“You have created a monster.”My sister shrieked into the phone. “There are naked butts plastered all over my wall. Mother has gone too far this time. I am just going to have to ‘unfriend’ her. You need to do something.”
I agreed with my sister. Our mother was out of control. I avoided face book. I dreaded opening my email. I was tired of seeing “Nellie Myers posted on your wall” three dozen times a day.
My mom was very lonely after daddy died. I had read that most widows still considered themselves to be married after losing their husbands but not our mother. She had started calling herself single before rigormortis had set in. I had encouraged her to join a senior singles group. This was great for a while. She was even elected president.
Things were fine until she started dating Frank. He had stolen her heart when he drove up in his red, ragtop Mustang. She dreamed of diamond rings and trips to exotic places.
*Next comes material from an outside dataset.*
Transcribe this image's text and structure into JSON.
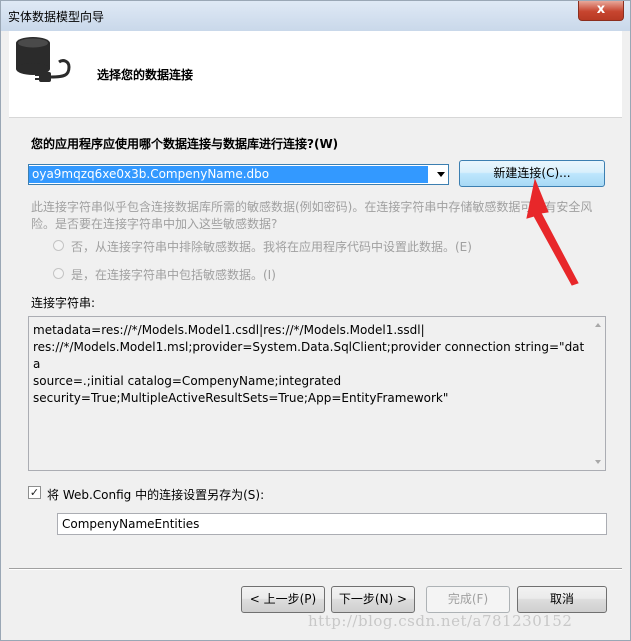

When she started describing their first kiss at the park, I had put my hands over my ears and cried “Too much Information.”We soon learned that Frank was no good. He had a string of women a mile long. Mother was devastated. When she bought a gun, I became concerned.
I encouraged her to get a computer. I was thinking about online recipes, medical cures and email. When she joined face book I was glad. She was delighted with each new ‘friend’ she gained. Surely she couldn’t get in trouble on face book.
The problem started when she forwarded a cartoon to my cousin Debbie.
“Aunt Nellie this is hilarious. Where do you find this stuff?”Debbie had bragged.
Mama was craving that attention. My 72 year old mother became obsessed. She made it her mission in life to bombard all her face book friends with as much humor as she could find. Soon it didn’t matter if it was funny. If she thought it would be of interest to you, she posted it on your wall.
I quickly opened my face book page to see why my sister was upset. Sure enough there were naked butts lined across the stage, in the corner was a small boy walking behind the outdoor stage. Mom had written “Don’t this look like Little Stevie?”
When an older lady at my sister’s church saw the picture, she had gone to the pastor to have my brother-in law Steve thrown off the deacon board. No wonder my sister was so upset.
I questioned Mother about the picture. “Would you want your preacher to see that picture on your wall” I reasoned. She had not even noticed the naked women. Her attention had been on the little boy who looked like her grandson.
“But it does look like Little Stevie.” She defended herself. “I didn’t say it was Little Stevie.”
“Mama you are going to have to be more careful with what you put on people’s wall.” I scolded. “You know Kim blocked you because of all those Obama jokes you posted.” I knew mother meant no harm. She had voted for Obama.
Soon we stopped getting any posts from our mother. This was even more annoying than those irritating posts. What was our mother up to now? “You better go check on her. “My sister begged. We knew she was up to something. I stopped by her house that Saturday night. I wondered whose car was parked in her driveway.
When I went in the backdoor I heard my mama giggle. “Hello” I called. Mama rushed into the kitchen looking like the cat that had swallowed the canary. I glanced over her shoulder and was shocked to see her guest. It was her preacher. Her widowed preacher sat there with a big grin on his face. What were they giggling about?
“He saw the picture.” She explained.
Oh well. I thought, if the preacher can’t keep her out of trouble, who can? I gave my mother a big hug and walked back out the door.